Abrir o leque de competições femininas é uma medida para proporcionar uma chance de atendimento à demanda gerada pelo aumento de times na modalidade, reflexo do licenciamento de clubes da CBF e da Conmebol. 


Em âmbito nacional o Amapá está sendo representado pelo Oratório que disputa o Brasileirão Feminino A-2. O time está no grupo 1 junto com o Ceará (CE), Tiradentes (PI), Esmac (PA), Santa Quitéria (MA) e São Valério (TO).


Despesas com viagens e hospedagens ficarão a cargo da CBF. No entanto, a entidade não pretende bancar a competição para sempre. A intenção é fazer com que o negócio vingue e ande sozinho. A meta de toda competição da CBF é fazer sentido mercadológico e financeiro para TV, torcedores e imprensa. 


Já o Campeonato Amapaense Feminino está previsto para acontecer entre 20 de setembro e 30 de outubro. Apenas a atual campeã já confirmou participação na disputa para defender o título.


Copa do Mundo


É natural que se veja diversos meninos que sonham em fazer um gol na final do torneio futebolístico mais importante do mundo; levar a tão almejada taça para casa se torna motivo de alegria nacional e manchete de centenas de jornais.

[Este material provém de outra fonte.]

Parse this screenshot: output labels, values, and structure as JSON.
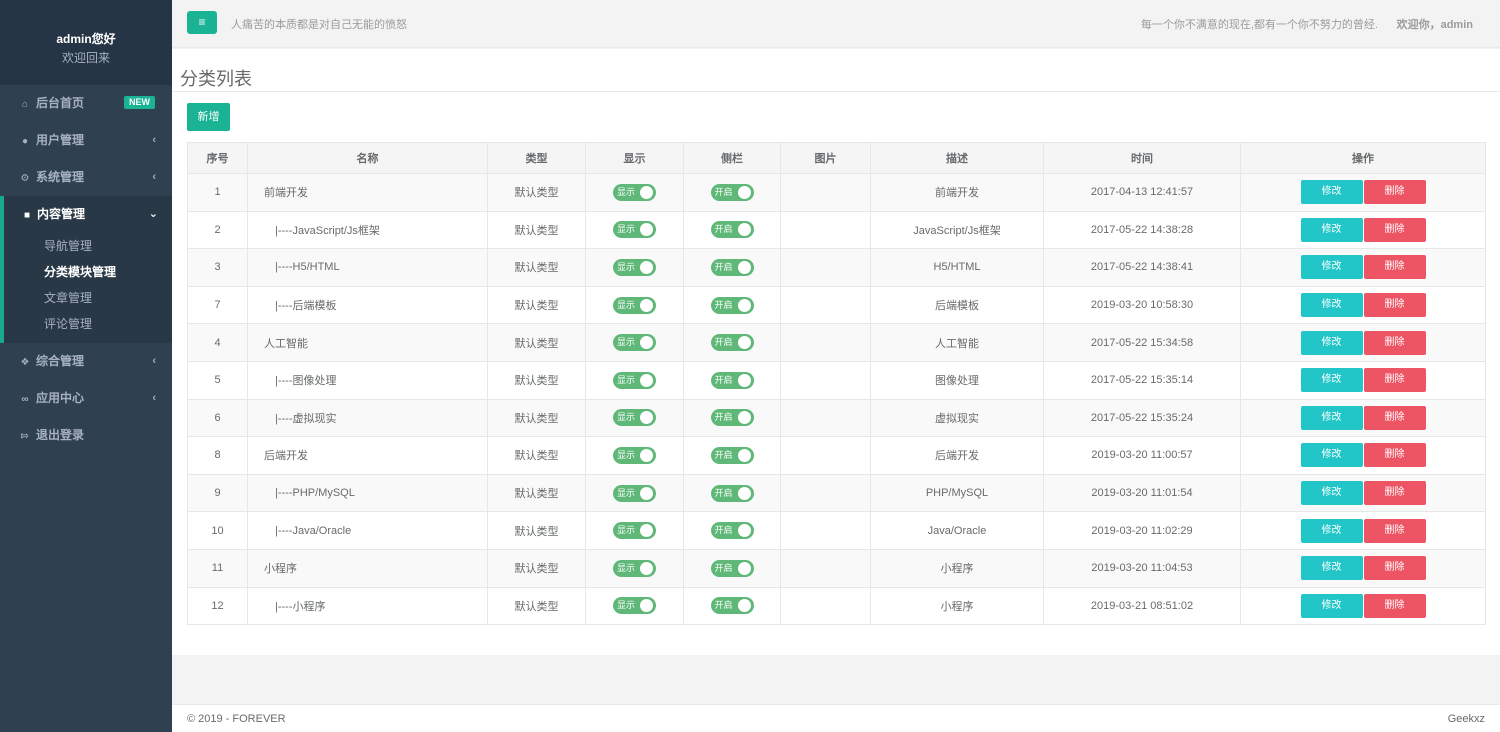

No entanto, muitas meninas também possuem esse mesmo sonho. Contudo a parte da alegria nacional e das manchetes... Bem, isso já fica um pouco mais difícil quando se trata do futebol feminino.

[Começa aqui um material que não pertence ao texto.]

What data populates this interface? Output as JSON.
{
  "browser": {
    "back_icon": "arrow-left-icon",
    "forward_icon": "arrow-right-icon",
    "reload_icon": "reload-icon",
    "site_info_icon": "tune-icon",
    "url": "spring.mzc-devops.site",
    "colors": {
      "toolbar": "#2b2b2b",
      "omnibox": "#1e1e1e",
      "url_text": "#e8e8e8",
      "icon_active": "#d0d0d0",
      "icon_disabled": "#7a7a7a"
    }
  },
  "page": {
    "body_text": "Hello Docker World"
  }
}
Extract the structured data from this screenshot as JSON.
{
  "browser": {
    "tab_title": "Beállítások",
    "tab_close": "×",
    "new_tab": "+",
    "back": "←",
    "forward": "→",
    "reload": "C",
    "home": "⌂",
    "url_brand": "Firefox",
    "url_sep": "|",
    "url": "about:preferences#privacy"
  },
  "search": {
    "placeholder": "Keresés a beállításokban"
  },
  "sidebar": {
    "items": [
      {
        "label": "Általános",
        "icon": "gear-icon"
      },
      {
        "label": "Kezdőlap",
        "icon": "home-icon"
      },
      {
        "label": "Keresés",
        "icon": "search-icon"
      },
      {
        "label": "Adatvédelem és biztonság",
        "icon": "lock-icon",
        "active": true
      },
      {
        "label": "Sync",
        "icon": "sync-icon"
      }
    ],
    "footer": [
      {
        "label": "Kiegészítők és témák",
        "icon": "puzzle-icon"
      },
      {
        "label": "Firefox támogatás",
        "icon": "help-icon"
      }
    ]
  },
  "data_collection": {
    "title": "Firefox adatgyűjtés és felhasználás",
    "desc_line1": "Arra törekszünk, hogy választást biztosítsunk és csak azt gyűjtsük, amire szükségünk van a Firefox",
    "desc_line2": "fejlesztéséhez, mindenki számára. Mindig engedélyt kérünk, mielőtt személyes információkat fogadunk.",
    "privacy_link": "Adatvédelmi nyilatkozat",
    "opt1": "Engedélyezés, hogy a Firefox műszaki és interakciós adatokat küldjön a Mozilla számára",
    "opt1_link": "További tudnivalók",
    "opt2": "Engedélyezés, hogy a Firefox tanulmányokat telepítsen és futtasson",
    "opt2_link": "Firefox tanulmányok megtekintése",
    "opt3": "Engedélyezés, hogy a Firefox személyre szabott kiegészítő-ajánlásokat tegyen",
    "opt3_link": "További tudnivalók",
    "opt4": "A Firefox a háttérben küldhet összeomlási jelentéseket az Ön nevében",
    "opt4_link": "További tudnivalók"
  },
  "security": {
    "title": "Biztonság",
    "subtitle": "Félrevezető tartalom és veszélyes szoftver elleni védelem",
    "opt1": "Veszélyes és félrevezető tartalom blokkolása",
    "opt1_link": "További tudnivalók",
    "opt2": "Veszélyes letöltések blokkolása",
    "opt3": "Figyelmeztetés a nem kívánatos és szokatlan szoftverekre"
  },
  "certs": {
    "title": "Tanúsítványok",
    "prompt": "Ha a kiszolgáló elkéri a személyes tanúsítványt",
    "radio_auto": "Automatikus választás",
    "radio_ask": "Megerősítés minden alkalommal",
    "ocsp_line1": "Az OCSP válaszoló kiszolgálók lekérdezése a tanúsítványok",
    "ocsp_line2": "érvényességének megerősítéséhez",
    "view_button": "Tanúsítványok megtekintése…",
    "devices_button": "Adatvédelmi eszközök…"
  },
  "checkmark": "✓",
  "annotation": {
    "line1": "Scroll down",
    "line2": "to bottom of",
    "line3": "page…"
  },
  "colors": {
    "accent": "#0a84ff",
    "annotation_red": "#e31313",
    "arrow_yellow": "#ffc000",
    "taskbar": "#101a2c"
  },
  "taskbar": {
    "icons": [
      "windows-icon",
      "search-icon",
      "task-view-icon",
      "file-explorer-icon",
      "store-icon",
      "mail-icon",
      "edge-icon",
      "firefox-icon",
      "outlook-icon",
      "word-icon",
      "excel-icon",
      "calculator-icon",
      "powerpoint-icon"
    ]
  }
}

A Copa do Mundo de Futebol Feminino é disputada desde 1991. Também ocorre de quatro em quatro anos e suas edições variam de país sede. A última foi realizada em 2015, no Canadá.


Um fato curioso é o de que a maior artilheira da história da competição é a brasileira Marta, com os mesmos 15 gols do ex-maior artilheiro da história das copas, Ronaldo Fenêmeno. Em contrapartida, nem a jogadora, muito menos a seleção feminina foram campeãs da Copa do Mundo contra dois títulos do jogador em questão: os únicos da seleção masculina desde 1991.


Em 2019, ocorre a oitava edição do torneio. Desta vez, realizado na França e recebe uma transmissão de maneira inédita na televisão brasileira: o Grupo Globo transmite os jogos da Canarinho na televisão aberta e no site do globoesporte.com e todas (sim, todas) as outras partidas nos canais SporTV.